Even though I trained hardcore for the 2012 race, it wrecked me physically more than my first half marathon. Last year I ran Mill Mountain about once a week to train (along with a few short runs every week, and cross-training, of course!); one day, I even climbed the mountain twice just because I thought I could. (And I did!) Needless to say, I knew I was ready for the half marathon, and I was. I beat my time from last year, but I was still worn down. Unfortunately, my husband and I had plans to head out of town immediately after the marathon, so only a couple of hours after struggling through 13.1 miles, I scrunched my 5’10” self into the passenger seat. It’s probably not surprising that after about an hour and a half of riding, I awoke from a nap with searing calf cramps. To this day I’m not sure if the pain woke me up, or if I woke myself up with my screams.

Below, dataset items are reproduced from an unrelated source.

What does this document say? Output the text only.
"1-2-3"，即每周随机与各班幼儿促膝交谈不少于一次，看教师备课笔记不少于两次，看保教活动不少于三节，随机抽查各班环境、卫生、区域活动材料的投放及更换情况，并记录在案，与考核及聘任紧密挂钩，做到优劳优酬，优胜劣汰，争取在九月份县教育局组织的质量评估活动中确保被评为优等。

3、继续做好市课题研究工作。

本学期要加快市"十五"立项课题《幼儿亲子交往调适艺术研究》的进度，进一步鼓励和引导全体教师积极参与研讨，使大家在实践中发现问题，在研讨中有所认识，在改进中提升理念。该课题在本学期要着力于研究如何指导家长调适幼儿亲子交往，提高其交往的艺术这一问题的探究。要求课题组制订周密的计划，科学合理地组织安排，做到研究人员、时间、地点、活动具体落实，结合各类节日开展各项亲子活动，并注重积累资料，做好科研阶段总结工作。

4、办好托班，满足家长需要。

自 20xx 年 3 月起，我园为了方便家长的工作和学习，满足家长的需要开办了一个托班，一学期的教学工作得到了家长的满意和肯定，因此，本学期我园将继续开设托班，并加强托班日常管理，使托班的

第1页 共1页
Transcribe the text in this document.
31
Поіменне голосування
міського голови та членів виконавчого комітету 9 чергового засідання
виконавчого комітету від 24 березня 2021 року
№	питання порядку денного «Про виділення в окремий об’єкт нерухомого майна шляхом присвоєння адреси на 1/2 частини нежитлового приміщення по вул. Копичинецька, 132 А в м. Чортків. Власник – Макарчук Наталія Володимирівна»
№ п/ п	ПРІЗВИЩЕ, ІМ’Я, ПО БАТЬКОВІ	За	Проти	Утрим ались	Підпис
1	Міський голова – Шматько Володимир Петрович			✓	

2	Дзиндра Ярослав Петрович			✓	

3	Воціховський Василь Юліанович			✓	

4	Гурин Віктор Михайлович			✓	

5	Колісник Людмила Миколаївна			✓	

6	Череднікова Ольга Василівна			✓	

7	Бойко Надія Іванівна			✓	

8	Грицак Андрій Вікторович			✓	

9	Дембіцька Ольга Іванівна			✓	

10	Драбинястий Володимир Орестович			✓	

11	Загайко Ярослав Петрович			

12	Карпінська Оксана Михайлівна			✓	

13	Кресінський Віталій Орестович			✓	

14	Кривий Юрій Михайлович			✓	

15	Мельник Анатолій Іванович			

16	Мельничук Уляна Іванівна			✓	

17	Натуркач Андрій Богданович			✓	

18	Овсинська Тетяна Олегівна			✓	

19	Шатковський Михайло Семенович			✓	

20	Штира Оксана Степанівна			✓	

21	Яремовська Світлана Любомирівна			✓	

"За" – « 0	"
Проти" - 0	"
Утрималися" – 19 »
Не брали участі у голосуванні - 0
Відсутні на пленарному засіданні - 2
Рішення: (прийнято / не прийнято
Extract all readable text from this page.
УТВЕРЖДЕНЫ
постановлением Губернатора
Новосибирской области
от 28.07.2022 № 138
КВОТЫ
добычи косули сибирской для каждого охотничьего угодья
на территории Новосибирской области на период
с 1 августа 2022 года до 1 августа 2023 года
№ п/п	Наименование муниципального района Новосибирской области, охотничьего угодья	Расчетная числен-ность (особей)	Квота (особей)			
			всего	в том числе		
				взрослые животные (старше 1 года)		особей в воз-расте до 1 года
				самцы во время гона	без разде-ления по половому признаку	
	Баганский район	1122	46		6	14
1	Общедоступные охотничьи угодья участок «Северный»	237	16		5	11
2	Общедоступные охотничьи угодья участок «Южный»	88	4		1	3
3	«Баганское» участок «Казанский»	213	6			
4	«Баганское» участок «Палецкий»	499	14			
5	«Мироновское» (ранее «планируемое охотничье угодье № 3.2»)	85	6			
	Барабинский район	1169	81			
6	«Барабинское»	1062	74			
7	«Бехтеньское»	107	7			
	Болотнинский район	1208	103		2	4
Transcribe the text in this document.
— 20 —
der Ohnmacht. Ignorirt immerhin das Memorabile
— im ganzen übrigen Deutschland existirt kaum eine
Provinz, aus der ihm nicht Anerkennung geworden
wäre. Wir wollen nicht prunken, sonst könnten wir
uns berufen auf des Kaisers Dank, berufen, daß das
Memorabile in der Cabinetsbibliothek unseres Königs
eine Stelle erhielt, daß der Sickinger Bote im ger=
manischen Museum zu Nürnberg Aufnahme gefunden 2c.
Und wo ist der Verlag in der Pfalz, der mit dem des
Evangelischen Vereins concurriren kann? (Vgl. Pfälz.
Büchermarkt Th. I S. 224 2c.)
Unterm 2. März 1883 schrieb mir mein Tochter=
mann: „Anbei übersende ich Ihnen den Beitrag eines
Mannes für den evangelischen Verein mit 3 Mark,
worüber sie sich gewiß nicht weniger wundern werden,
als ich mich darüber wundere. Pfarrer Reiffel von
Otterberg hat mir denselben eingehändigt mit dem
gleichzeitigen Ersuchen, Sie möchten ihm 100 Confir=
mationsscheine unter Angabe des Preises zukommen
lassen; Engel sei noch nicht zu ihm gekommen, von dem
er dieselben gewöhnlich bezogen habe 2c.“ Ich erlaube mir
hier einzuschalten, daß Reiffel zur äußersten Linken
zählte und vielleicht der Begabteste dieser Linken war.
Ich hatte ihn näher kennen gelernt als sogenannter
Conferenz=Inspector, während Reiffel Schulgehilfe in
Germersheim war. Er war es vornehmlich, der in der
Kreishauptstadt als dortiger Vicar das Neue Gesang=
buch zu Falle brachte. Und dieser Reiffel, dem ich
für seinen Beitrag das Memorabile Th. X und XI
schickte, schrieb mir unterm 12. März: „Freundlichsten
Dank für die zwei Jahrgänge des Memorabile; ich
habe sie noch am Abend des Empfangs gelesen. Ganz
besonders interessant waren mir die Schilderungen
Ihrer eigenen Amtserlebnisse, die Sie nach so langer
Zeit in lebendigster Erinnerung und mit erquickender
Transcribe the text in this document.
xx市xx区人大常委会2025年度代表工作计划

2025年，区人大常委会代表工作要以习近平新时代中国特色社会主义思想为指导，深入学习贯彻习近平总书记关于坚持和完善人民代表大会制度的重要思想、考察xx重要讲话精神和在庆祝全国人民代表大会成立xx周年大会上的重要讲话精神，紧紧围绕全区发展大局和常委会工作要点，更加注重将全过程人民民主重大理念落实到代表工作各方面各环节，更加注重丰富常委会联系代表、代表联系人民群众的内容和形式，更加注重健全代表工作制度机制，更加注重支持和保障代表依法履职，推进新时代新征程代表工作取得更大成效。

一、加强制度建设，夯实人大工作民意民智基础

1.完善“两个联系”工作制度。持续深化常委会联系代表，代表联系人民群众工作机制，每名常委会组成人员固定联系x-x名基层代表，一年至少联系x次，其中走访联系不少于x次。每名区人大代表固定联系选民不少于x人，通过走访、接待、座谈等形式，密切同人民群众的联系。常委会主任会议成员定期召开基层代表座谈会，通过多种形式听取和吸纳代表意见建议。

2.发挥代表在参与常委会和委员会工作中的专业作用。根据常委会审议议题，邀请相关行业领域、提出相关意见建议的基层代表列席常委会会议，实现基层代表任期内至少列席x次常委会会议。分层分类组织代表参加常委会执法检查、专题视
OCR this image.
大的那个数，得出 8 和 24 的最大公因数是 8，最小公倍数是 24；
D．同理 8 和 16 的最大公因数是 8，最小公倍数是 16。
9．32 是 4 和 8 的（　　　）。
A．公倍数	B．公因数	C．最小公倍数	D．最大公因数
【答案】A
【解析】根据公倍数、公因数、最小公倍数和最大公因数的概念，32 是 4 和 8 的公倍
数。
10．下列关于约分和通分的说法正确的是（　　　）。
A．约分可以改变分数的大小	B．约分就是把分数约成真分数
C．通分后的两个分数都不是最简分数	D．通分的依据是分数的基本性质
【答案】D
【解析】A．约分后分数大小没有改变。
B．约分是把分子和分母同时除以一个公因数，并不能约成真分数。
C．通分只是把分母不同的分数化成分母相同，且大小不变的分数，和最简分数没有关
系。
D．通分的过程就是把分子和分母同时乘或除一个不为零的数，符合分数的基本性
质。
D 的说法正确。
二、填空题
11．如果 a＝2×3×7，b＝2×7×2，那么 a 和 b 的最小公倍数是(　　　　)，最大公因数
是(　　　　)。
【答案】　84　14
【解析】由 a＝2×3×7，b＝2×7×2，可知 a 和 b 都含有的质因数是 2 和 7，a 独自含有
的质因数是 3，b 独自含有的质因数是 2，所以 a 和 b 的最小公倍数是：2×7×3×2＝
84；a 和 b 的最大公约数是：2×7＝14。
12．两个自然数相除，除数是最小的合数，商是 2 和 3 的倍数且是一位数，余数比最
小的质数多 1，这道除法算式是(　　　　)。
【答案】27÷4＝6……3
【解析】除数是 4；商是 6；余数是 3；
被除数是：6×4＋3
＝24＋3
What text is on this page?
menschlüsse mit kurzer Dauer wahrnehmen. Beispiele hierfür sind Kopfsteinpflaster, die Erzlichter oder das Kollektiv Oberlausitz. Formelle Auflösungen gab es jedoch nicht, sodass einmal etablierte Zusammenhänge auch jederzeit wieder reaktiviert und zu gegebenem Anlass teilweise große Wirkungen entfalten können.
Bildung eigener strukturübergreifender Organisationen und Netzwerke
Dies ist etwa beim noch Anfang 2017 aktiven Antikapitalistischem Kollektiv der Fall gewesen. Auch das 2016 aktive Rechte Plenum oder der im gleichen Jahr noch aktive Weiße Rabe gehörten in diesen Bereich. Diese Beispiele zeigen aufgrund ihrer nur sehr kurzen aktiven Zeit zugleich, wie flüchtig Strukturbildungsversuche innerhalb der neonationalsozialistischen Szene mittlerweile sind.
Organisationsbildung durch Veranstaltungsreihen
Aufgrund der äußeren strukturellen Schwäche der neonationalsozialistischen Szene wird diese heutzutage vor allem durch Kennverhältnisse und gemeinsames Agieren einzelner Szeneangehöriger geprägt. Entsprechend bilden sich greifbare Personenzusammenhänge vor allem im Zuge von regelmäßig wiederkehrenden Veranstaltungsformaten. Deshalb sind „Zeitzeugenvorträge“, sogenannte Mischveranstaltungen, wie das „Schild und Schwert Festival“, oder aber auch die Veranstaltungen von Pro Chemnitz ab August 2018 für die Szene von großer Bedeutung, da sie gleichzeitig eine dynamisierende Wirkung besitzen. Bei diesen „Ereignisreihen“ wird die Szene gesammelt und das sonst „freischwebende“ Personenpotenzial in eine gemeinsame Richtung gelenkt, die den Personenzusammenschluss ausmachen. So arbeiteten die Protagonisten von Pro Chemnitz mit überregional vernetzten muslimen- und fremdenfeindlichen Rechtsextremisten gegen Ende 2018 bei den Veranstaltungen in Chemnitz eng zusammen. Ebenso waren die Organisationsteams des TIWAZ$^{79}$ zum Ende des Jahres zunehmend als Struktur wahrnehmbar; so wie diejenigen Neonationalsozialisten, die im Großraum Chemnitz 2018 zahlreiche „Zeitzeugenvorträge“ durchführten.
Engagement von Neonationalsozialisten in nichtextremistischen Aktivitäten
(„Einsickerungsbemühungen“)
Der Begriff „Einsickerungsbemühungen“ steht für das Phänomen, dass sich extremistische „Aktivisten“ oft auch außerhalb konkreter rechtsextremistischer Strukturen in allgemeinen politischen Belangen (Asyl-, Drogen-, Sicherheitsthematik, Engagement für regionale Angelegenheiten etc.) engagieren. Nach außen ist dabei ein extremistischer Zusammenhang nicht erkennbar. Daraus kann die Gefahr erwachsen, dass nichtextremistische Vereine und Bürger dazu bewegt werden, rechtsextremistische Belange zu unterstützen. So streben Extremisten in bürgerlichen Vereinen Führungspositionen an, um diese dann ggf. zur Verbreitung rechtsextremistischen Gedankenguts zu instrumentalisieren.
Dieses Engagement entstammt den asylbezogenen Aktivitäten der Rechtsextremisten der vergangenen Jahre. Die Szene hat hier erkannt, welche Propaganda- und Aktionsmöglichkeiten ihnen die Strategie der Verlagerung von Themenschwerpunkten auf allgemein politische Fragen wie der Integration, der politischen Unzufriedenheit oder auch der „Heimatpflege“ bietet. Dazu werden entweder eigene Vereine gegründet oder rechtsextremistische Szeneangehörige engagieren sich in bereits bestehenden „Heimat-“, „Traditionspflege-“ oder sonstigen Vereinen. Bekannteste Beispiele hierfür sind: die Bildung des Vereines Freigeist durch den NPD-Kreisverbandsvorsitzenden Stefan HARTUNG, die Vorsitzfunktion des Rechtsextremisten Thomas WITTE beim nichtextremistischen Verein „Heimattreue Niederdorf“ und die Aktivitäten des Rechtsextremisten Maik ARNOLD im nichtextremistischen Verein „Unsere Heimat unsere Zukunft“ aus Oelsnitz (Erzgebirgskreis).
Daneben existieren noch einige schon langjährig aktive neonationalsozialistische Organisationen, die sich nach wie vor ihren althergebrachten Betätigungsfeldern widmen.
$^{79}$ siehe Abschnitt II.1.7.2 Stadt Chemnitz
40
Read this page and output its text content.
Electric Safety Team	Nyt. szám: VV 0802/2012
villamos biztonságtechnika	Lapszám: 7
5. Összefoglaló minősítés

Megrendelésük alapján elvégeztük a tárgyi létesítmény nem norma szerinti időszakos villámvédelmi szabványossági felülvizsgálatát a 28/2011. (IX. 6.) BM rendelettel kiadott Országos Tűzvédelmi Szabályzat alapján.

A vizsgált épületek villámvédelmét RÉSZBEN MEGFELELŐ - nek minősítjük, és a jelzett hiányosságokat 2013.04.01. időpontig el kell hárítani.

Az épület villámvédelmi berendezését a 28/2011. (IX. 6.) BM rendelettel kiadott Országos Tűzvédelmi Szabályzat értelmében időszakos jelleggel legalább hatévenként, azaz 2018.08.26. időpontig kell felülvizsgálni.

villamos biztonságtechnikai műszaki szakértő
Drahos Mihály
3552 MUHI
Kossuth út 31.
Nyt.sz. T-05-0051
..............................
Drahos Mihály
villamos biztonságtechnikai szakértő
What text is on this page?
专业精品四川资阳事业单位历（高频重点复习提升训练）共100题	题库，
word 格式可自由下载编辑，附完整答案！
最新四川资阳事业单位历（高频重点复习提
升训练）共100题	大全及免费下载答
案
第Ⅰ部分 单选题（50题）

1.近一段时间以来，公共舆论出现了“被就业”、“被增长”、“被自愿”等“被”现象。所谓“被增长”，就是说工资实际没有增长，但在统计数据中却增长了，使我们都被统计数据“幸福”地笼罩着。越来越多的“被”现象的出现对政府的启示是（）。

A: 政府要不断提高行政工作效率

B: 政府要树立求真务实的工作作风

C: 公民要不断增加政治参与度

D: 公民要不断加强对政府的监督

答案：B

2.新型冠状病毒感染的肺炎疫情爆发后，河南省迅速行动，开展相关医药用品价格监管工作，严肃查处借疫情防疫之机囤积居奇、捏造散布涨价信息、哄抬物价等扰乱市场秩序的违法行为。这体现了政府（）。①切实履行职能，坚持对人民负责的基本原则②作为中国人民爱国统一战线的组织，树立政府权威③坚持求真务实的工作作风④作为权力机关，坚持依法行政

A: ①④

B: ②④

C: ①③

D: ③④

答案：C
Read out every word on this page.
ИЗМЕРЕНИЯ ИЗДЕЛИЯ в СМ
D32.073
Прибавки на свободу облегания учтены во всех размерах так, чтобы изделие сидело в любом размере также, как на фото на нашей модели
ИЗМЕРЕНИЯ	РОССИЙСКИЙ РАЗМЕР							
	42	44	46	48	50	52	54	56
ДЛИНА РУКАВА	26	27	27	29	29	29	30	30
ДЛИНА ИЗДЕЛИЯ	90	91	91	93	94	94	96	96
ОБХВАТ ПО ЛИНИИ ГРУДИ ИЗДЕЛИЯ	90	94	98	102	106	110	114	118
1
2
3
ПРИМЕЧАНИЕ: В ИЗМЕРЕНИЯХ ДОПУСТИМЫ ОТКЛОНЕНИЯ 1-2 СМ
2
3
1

It was somewhere between mile 9 of the 2012 half marathon and waking up screaming in the car that I decided I was done with half marathons. 5k’s, the occasional 10k, maybe, but no more halfs. I’ve always had a very fickle personality, so I can’t believe all it took was one email– ONE EMAIL– to change my mind. I received an email about the marathon, something inside me clicked, and I registered for the 2013 Blue Ridge Half Marathon. It’s strange, because even though I know how much work goes into it, how much sweat and (yes) pain and (yes) blood and (sometimes, yes) tears go into it, it’s still going to be completely, totally, 100%, SO worth it.